- Chilime Location in Nepal
- Coordinates: 28°14′N 85°16′E﻿ / ﻿28.23°N 85.27°E
- Country: Nepal
- Zone: Bagmati Zone
- District: Rasuwa District

Population (1991)
- • Total: 1,281
- Time zone: UTC+5:45 (Nepal Time)

= Chilime =

Chilime is a village development committee in Rasuwa District in the Bagmati Zone of northern Nepal. At the time of the 1991 Nepal census it had a population of 1281 people living in 261 individual households.

==Government==
The purpose of Village Development Committees is to organise village people structurally at a local level and creating a partnership between the community and the public sector for improved service delivery system. A VDC has a status as an autonomous institution and authority for interacting with the more centralised institutions of governance in Nepal. In doing so, the VDC gives village people an element of control and responsibility in development, and also ensures proper utilization and distribution of state funds and a greater interaction between government officials, NGOs and agencies.

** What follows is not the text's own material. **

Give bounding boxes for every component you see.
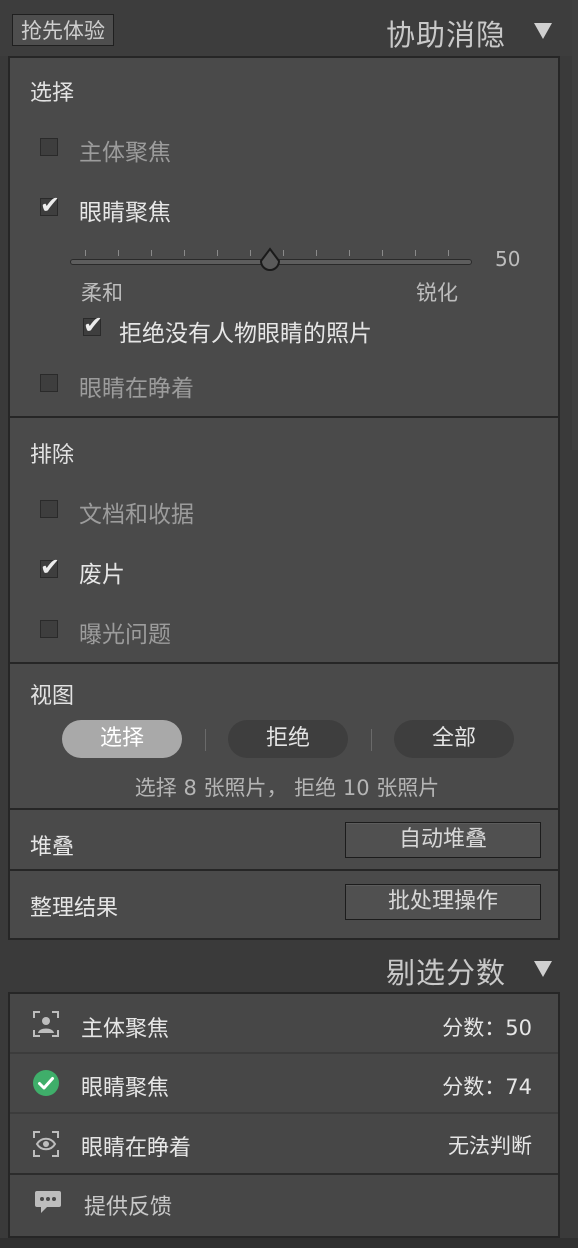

The village development committees within a given area will discuss education, water supply, basic health, sanitation and income and will also monitor and record progress which is displayed in census data.

In VDCs there is one elected chief, usually elected with over an 80% majority. From each ward, there is also a chief that is elected along with these there are also four members elected or nominated.